Spiritualität enthält Herausforderungen, sie ist kein feiner Pudding, der sich süss und nur bejahend über das Leben ergiesst. Tillich spricht von einer leidenschaftlichen Suche, von unbedingtem Ergriffensein und tiefer Erschütterung: «Religiös sein bedeutet, leidenschaftlich nach dem Sinn unseres Lebens zu fragen und für Antworten offen zu sein, auch wenn sie uns tief erschüttern.» Tillich hatte dabei die existenziellen Fragen des Lebens im Blick.

Darüber hinaus weiss ich von vielen, die den Mut aufbringen, sich erneut der Auseinandersetzung zu stellen. Religionen sind voll von Brüchen, vieles passt nicht zusammen, ist widersprüchlich und unverständlich. Religionen sind eine Zumutung. Sie unterscheiden sich gerade darin von Ideologien, die das Ziel so genau kennen wie die Wege, es zu erreichen. Auch spirituelle Schulen neigen mitunter zu Weltformeln und Allerklärungsmodellen der gesamten Wirklichkeit, zu sicheren Methoden und genau definierten Zielen.

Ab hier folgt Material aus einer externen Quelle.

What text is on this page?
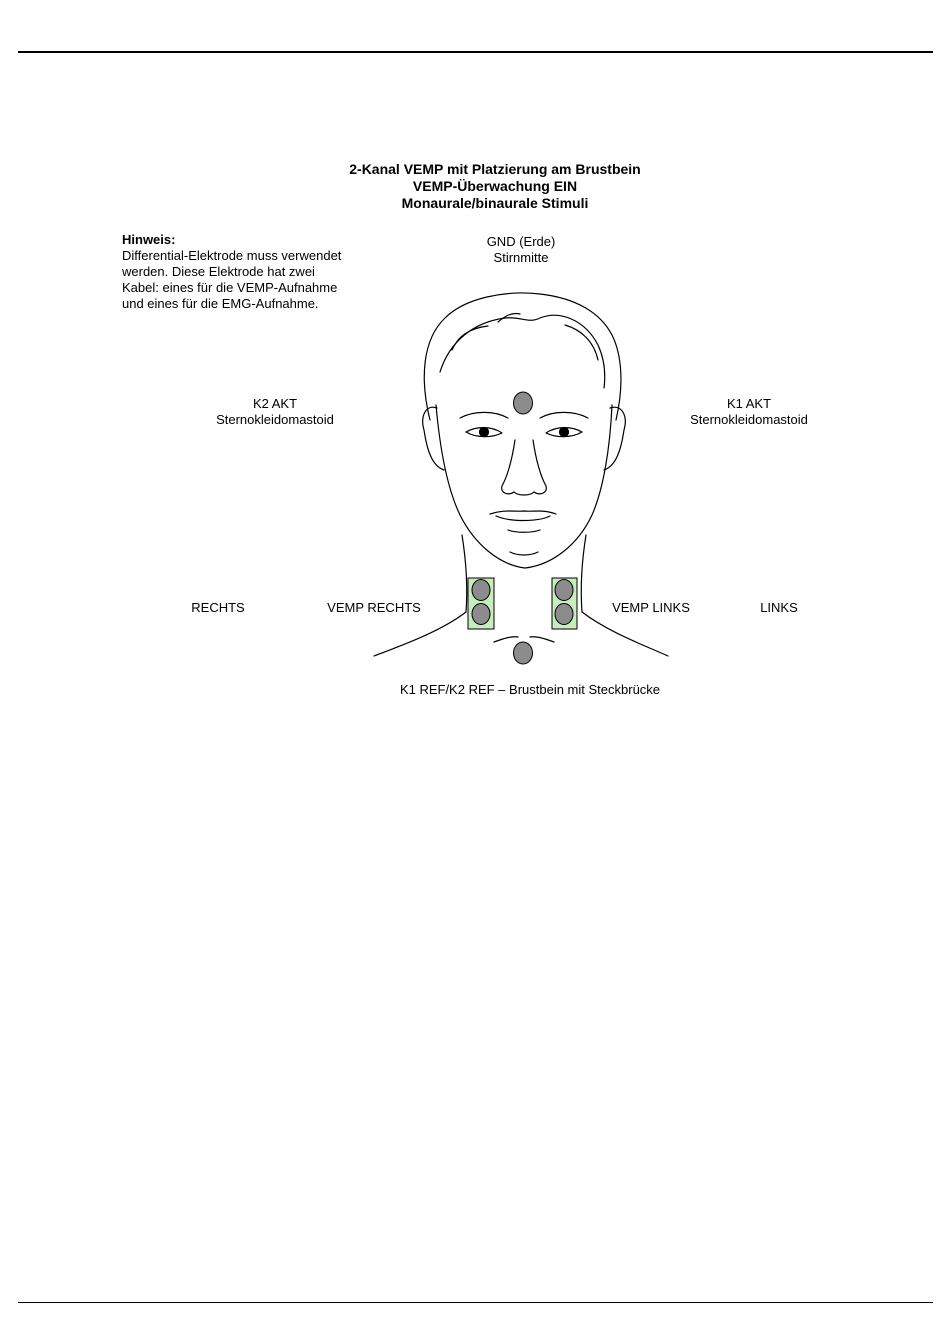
2-Kanal VEMP mit Platzierung am Brustbein
VEMP-Überwachung EIN
Monaurale/binaurale Stimuli
Hinweis:
Differential-Elektrode muss verwendet
werden. Diese Elektrode hat zwei
Kabel: eines für die VEMP-Aufnahme
und eines für die EMG-Aufnahme.
GND (Erde)
Stirnmitte
K2 AKT
Sternokleidomastoid
K1 AKT
Sternokleidomastoid
RECHTS	VEMP RECHTS	VEMP LINKS	LINKS
K1 REF/K2 REF – Brustbein mit Steckbrücke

Gute Religionen und religiöse Traditionen hingegen sind für Überraschungen gut, für das Unvorhergesehene, das man sich nicht einmal erträumt hat. Durch eigene Lebenserfahrung und Bildung haben wir viel Wissen gesammelt, und Religionen haben das Zeug, festes Wissen wieder zu verflüssigen, starres Wissen aufzubrechen.

Viele Menschen, nicht zuletzt aus dem Universitätslehrgang, haben mich mit solchen Erfahrungen beschenkt: Sie haben sich irritieren lassen, waren bereit, den Dialog mit den religiösen Traditionen neu zu suchen, sei es in der theologischen Arbeit oder im praktischen Erlernen spiritueller Übungswegen. Kaum jemand tut dies ohne erneute Auseinandersetzung mit seiner meist christlichen Herkunftstradition. Viele haben mich beschenkt mit den Früchten dieser Irritationen, mit den Bruchstücken und Fragmenten, die so vieles offen lassen und öffnen.

Diese Erfahrungen erinnern mich an Jesus, der seine Zeitgenossen offensichtlich irritiert hat. «Er ist verrückt» (Mk 3,21), sagen die Seinen, und er hat sich ver-rücken lassen, berühren lassen von den Menschen. Es jammerte ihn das Leid der Menschen (Mt 9,36). Er redete so, dass er sogar seine Jüngerinnen und Jünger verrückt machte und selbst die verbliebenen engsten Vertrauten vor die Wahl stellte: «Wollt auch ihr weggehen?» (Joh 6,67). Dieses Jesus-Wort hat mich berührt wie kaum ein anderes. Jesus schwört niemanden ein, er gibt seine Botschaft der Freiheit preis. Und er hat uns damit überrascht, dass am Ende des Lebens nicht das Endgültigste auf Erden, der Tod, steht, vielmehr die Zusage: Wer auf den ganz Verrückten sein Vertrauen wirft, der/die lässt sich verrücken und geht vom Leben ins Leben.